A team of six scientists from Fonterra’s Research and Development Centre (FRDC) headed along to the Girl-Powered Workshop on recently to ‘wow’ local students with science.
The event aims to engage young women in STEM subjects (science, technology, engineering and mathematics), and inspire them to consider a career in these traditionally male-dominated areas.
Rafea Naffa and Fonterra colleagues demonstrating science at Girl-Powered Workshop.
With the support of FRDC, Rafea and the team added the “chemistry edge” to the workshop, exploring gases, gas transformation and changing colours.
“Young people like science, but they need someone to really advocate science in the right way – in a simple, fun and safe way in order for them to appreciate and get involved with it. Fonterra has the labs, the resources and the scientists – so, it's just a matter of reaching out”, says Rafea.
For Rafea, the show is just one part of a wider scheme to advocate for science through shows and workshops. Earlier this year, Rafea and the crew from FRDC ran a show at Te Manawa museum. “The show was really well received, and more than 700 people attended”, says Rafea.
When he started working at Fonterra Rafea says he started doing the shows with a team of two people, and now the team has grown to six.
“We’re just trying to contribute by encouraging the community to appreciate science. And hopefully, this will be reflected in the children of the next generation. If we show them the importance of science, we might find some kids who decide to take it on as a career.”
Through 2021 and 2022, they’re aiming to engage with local schools through school visits and continue to run regular science shows at Te Manawa Museum. They also have plans to reach out more to schools in rural areas.
Rafea Naffa showcasing the fun side of science for young school students.
Presenting at Palmerston North’s Te Manawa Museum’s After Dark event.

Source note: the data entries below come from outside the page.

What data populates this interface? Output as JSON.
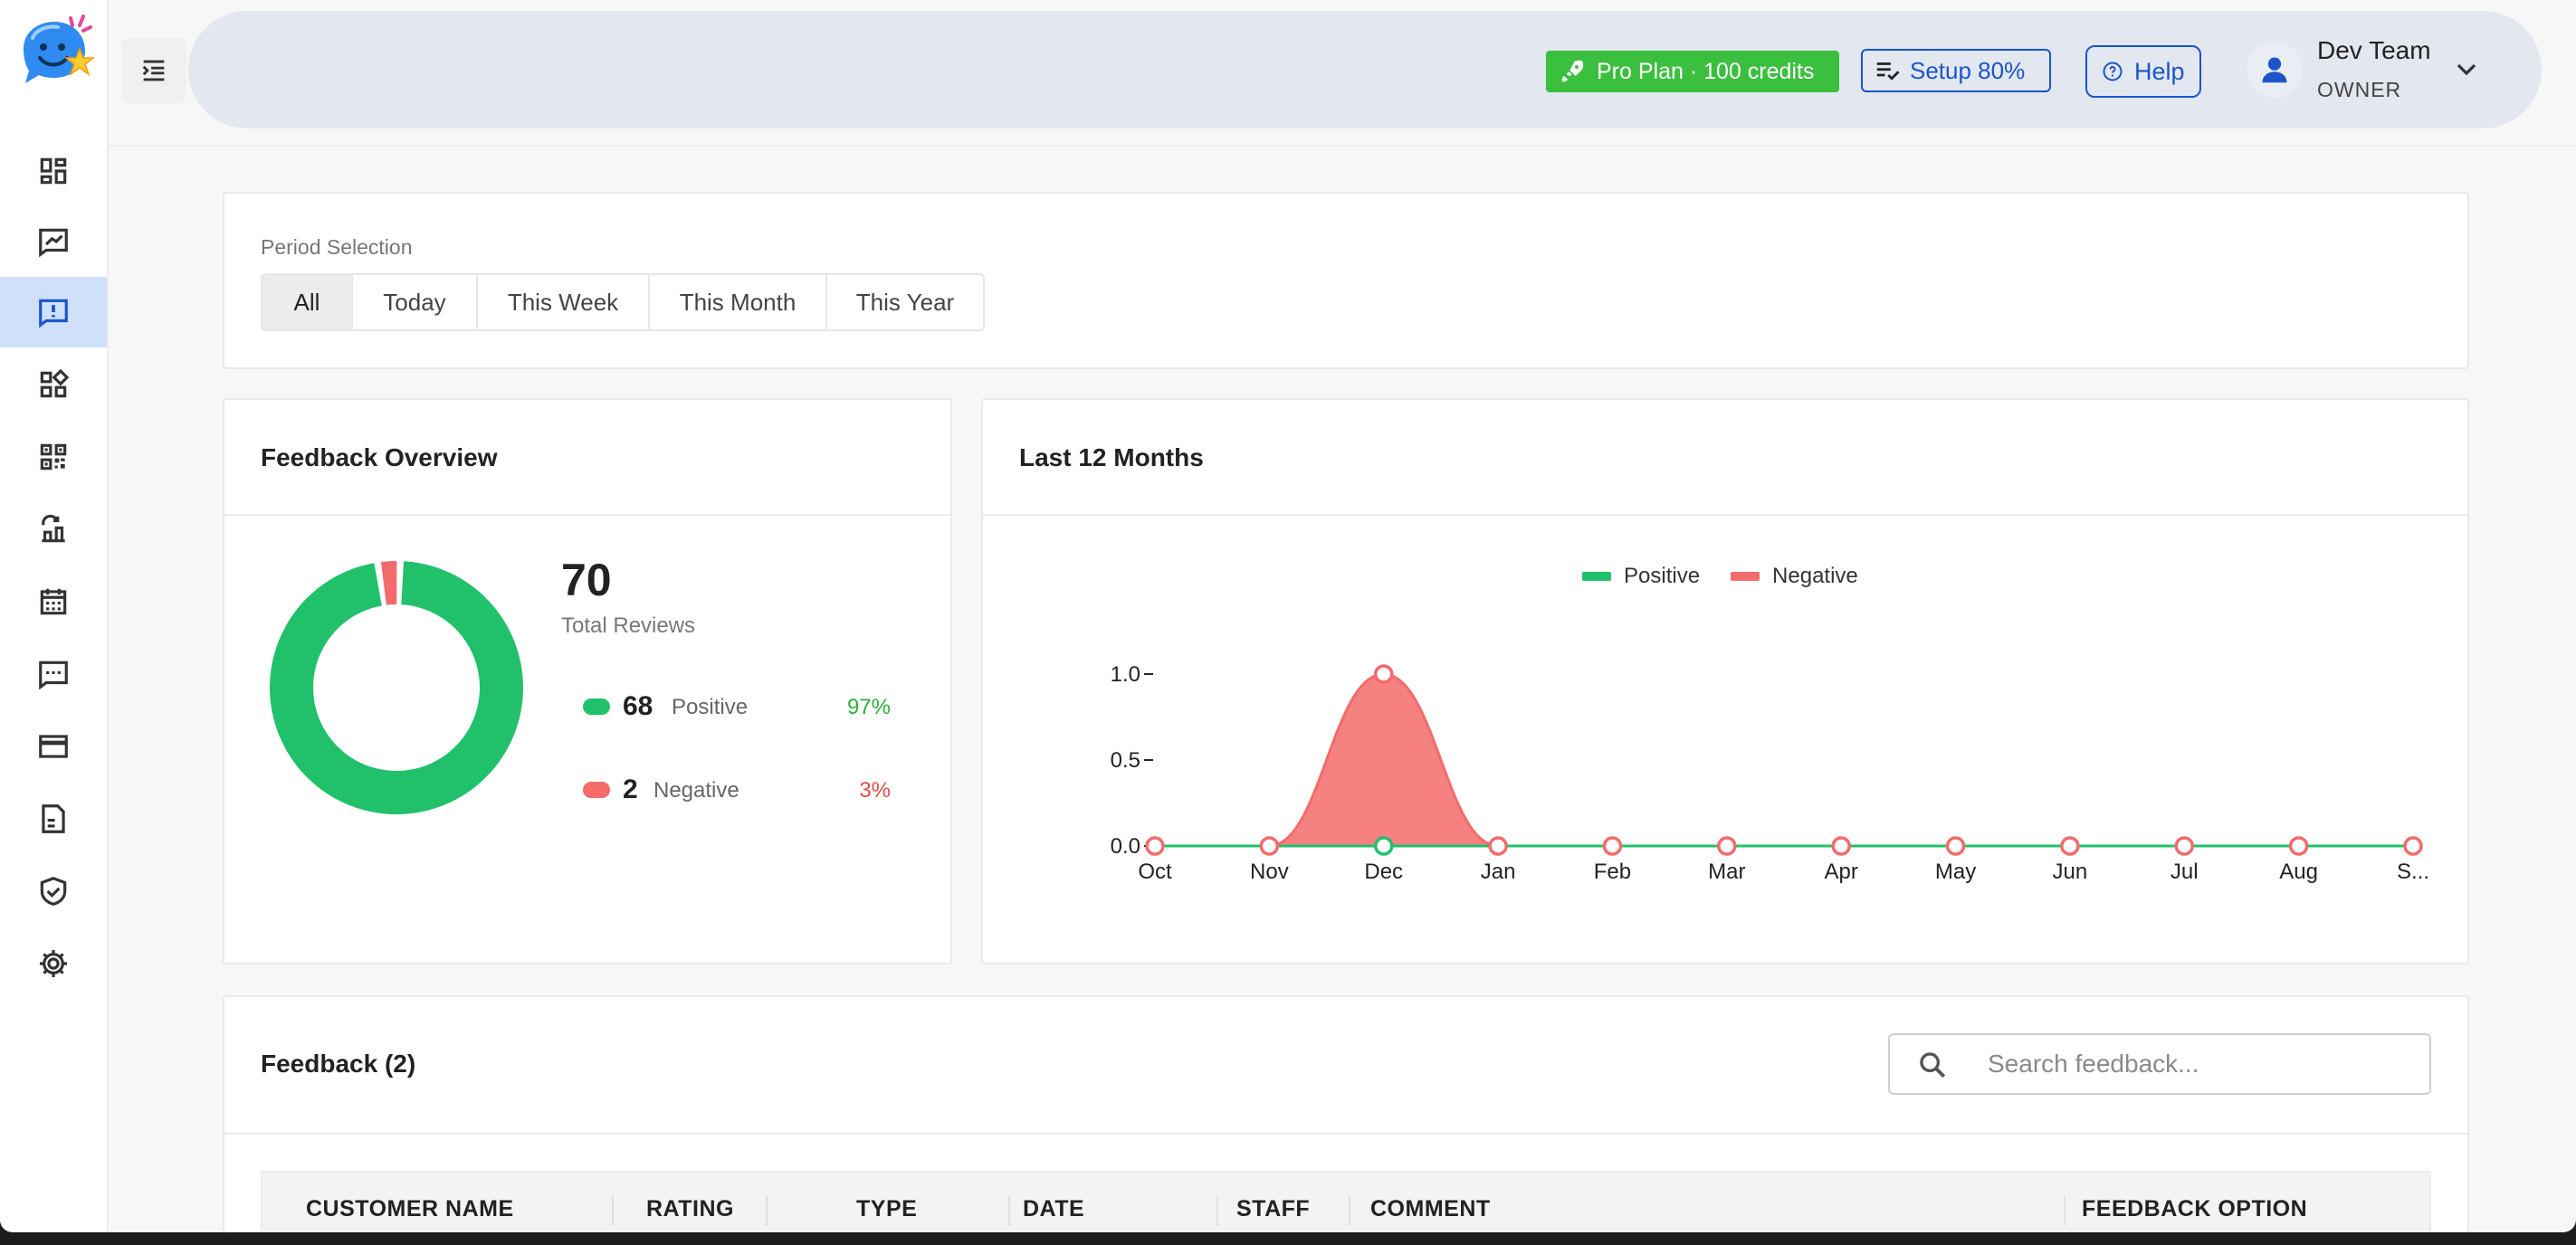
{
  "sidebar": {
    "logo_icon": "smiling-chat-bubble-logo",
    "items": [
      {
        "icon": "dashboard-icon"
      },
      {
        "icon": "review-icon"
      },
      {
        "icon": "feedback-icon",
        "active": true
      },
      {
        "icon": "widgets-icon"
      },
      {
        "icon": "qr-code-icon"
      },
      {
        "icon": "reward-icon"
      },
      {
        "icon": "calendar-icon"
      },
      {
        "icon": "messages-icon"
      },
      {
        "icon": "billing-card-icon"
      },
      {
        "icon": "document-icon"
      },
      {
        "icon": "security-shield-icon"
      },
      {
        "icon": "settings-gear-icon"
      }
    ]
  },
  "header": {
    "plan_badge": "Pro Plan · 100 credits",
    "setup_label": "Setup 80%",
    "help_label": "Help",
    "user_name": "Dev Team",
    "user_role": "OWNER"
  },
  "period": {
    "label": "Period Selection",
    "options": [
      "All",
      "Today",
      "This Week",
      "This Month",
      "This Year"
    ],
    "selected": "All"
  },
  "overview": {
    "title": "Feedback Overview",
    "total": "70",
    "total_label": "Total Reviews",
    "positive_count": "68",
    "positive_label": "Positive",
    "positive_pct": "97%",
    "negative_count": "2",
    "negative_label": "Negative",
    "negative_pct": "3%"
  },
  "trend": {
    "title": "Last 12 Months"
  },
  "feedback": {
    "title": "Feedback (2)",
    "search_placeholder": "Search feedback...",
    "columns": [
      "CUSTOMER NAME",
      "RATING",
      "TYPE",
      "DATE",
      "STAFF",
      "COMMENT",
      "FEEDBACK OPTION"
    ]
  },
  "colors": {
    "positive": "#21c16b",
    "negative": "#f36b6b",
    "accent": "#1a56c9",
    "plan_green": "#3bbf3f",
    "active_nav": "#cfe0fb"
  },
  "chart_data": [
    {
      "type": "pie",
      "variant": "donut",
      "labels": [
        "Positive",
        "Negative"
      ],
      "values": [
        68,
        2
      ]
    },
    {
      "type": "area",
      "categories": [
        "Oct",
        "Nov",
        "Dec",
        "Jan",
        "Feb",
        "Mar",
        "Apr",
        "May",
        "Jun",
        "Jul",
        "Aug",
        "S..."
      ],
      "series": [
        {
          "name": "Positive",
          "values": [
            0,
            0,
            0,
            0,
            0,
            0,
            0,
            0,
            0,
            0,
            0,
            0
          ]
        },
        {
          "name": "Negative",
          "values": [
            0,
            0,
            1,
            0,
            0,
            0,
            0,
            0,
            0,
            0,
            0,
            0
          ]
        }
      ],
      "yticks": [
        "0.0",
        "0.5",
        "1.0"
      ],
      "ylim": [
        0,
        1
      ],
      "legend": "top-center",
      "grid": false
    }
  ]
}
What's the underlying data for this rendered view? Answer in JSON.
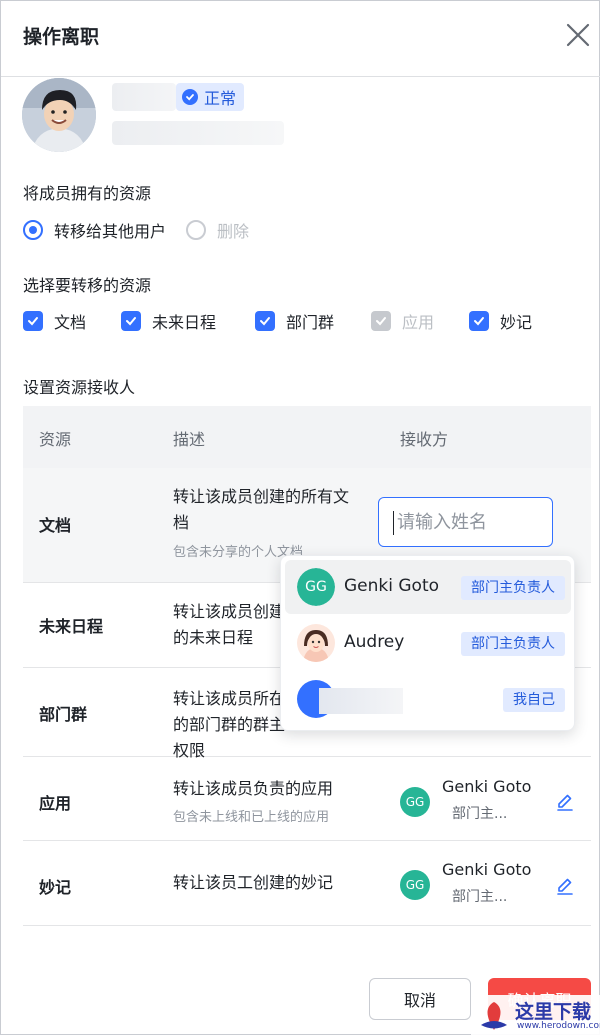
{
  "dialog": {
    "title": "操作离职",
    "close_icon": "close-icon"
  },
  "member": {
    "status": "正常"
  },
  "ownership": {
    "label": "将成员拥有的资源",
    "options": [
      {
        "label": "转移给其他用户",
        "selected": true,
        "disabled": false
      },
      {
        "label": "删除",
        "selected": false,
        "disabled": true
      }
    ]
  },
  "resources_select": {
    "label": "选择要转移的资源",
    "items": [
      {
        "label": "文档",
        "checked": true,
        "disabled": false
      },
      {
        "label": "未来日程",
        "checked": true,
        "disabled": false
      },
      {
        "label": "部门群",
        "checked": true,
        "disabled": false
      },
      {
        "label": "应用",
        "checked": true,
        "disabled": true
      },
      {
        "label": "妙记",
        "checked": true,
        "disabled": false
      }
    ]
  },
  "receiver": {
    "label": "设置资源接收人",
    "columns": [
      "资源",
      "描述",
      "接收方"
    ],
    "rows": [
      {
        "resource": "文档",
        "desc": "转让该成员创建的所有文档",
        "note": "包含未分享的个人文档",
        "input_placeholder": "请输入姓名"
      },
      {
        "resource": "未来日程",
        "desc": "转让该成员创建的未来日程"
      },
      {
        "resource": "部门群",
        "desc": "转让该成员所在的部门群的群主权限"
      },
      {
        "resource": "应用",
        "desc": "转让该成员负责的应用",
        "note": "包含未上线和已上线的应用",
        "receiver_name": "Genki Goto",
        "receiver_role": "部门主...",
        "avatar_initials": "GG"
      },
      {
        "resource": "妙记",
        "desc": "转让该员工创建的妙记",
        "receiver_name": "Genki Goto",
        "receiver_role": "部门主...",
        "avatar_initials": "GG"
      }
    ]
  },
  "dropdown": {
    "items": [
      {
        "name": "Genki Goto",
        "tag": "部门主负责人",
        "avatar_initials": "GG"
      },
      {
        "name": "Audrey",
        "tag": "部门主负责人"
      },
      {
        "name": "",
        "tag": "我自己"
      }
    ]
  },
  "footer": {
    "cancel": "取消",
    "confirm": "确认离职"
  },
  "watermark": {
    "text": "这里下载",
    "url": "www.herodown.com"
  },
  "colors": {
    "primary": "#3370ff",
    "danger": "#f54a45",
    "avatar_green": "#27b596"
  }
}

Rafea has always had a passion for science, and for sharing it with the community, even before joining Fonterra. The shows started small, for his daughter’s classroom at school, and grew from there.
“I went to my daughter's school because I was invited as a scientist to talk about science… I just took with me a couple of experiments, and I executed them and they loved it! The school then asked me back to do a bigger show – I did a show for the whole school. Then, I was approached by Te Manawa Museum to interact more with the community”, says Rafea.
In 2020, Rafea was granted funding from the Earle Creativity Trust, to bring science to the public and give children the opportunity to explore it. Rafea says would like to thank the trust for “making the science shows at the Museum possible, alongside Fonterra and Te Manawa Museum”.
When Rafea joined Fonterra, he says he found people who share the same passion for science and Doing Good Together in the community. “Fonterra and FRDC have always been engaged with the community the same way I do as an individual.”